Questions of the Week: October 15, 2020

“How do I get rid of these weeds?”
(The actual weeds will vary, as will the controls, but the questions keep coming up.)

I’ve had these questions each a dozen times in the past week, and to be honest, I feel helpless with both. I’ll explain why.

There isn’t anything you can do to kill grassburs now. Be ready to apply pre-emergent granules come early spring. See timing below.

These are annual grassy weeds that germinate in early spring, grow vigorously in spring and summer, and then start producing their annoying seeds from mid-summer on.

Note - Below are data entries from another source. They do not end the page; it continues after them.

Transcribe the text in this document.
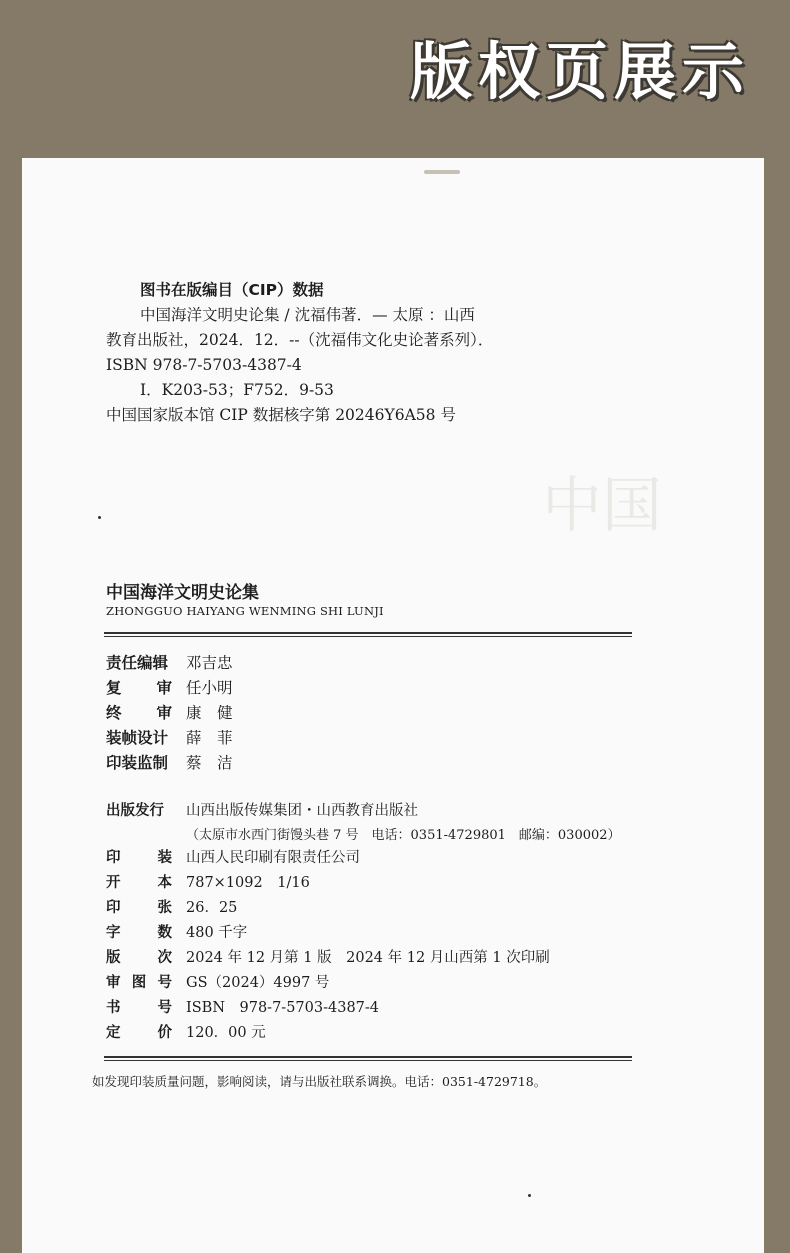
版权页展示
中国
图书在版编目（CIP）数据
中国海洋文明史论集 / 沈福伟著．— 太原 ：山西
教育出版社，2024．12．--（沈福伟文化史论著系列）．
ISBN 978-7-5703-4387-4
Ⅰ．K203-53；F752．9-53
中国国家版本馆 CIP 数据核字第 20246Y6A58 号
中国海洋文明史论集
ZHONGGUO HAIYANG WENMING SHI LUNJI
责任编辑 邓吉忠
复 审 任小明
终 审 康　健
装帧设计 薛　菲
印装监制 蔡　洁
出版发行 山西出版传媒集团・山西教育出版社
（太原市水西门街馒头巷 7 号　电话：0351-4729801　邮编：030002）
印	装 山西人民印刷有限责任公司
开	本 787×1092　1/16
印	张 26．25
字	数 480 千字
版	次 2024 年 12 月第 1 版　2024 年 12 月山西第 1 次印刷
审 图 号 GS（2024）4997 号
书	号 ISBN　978-7-5703-4387-4
定	价 120．00 元
如发现印装质量问题，影响阅读，请与出版社联系调换。电话：0351-4729718。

Grassburs, also commonly known as sandburs, are usually found in sandy soils. We no longer have post-emergent herbicides that will control them once they are up and growing actively. Your only options will be to apply pre-emergent weed killers in the early spring, with a repeat application 90 days later in early summer.

Continued Below

Products and timing are critical: You can choose from Dimension, Weed-EX with Halts or Balan, all in granular form. Apply them two weeks prior to the average date of your last killing frost for your part of Texas, then put a second (“booster shot”) application down 90 days later.

Once you can see the plants growing (and certainly once they start producing their stickers) there is nothing more you can do to stop them for that growing season.

Roadside asters are infesting Texas lawns now. See my suggestions on how best to deal with them.

Roadside asters…
This little flower grows atop fine-leafed clumps of green that develop all summer, then suddenly pop into bloom in the fall. You’ll see it primarily in the rougher parts of your lawn where you have the hardest time getting water and fertilizer and where you may be less likely to mow it.

Your best way of eliminating it will be to ramp up your lawn care so the turfgrass will crowd it out. (It’s easily discouraged.) However, it’s also easily controlled with an application of a 2,4-D broadleafed weedkiller anytime you see the clumps of its tiny leaves and woody, low-growing stems. Just try to stop it before it comes into full bloom and starts setting seeds for next year.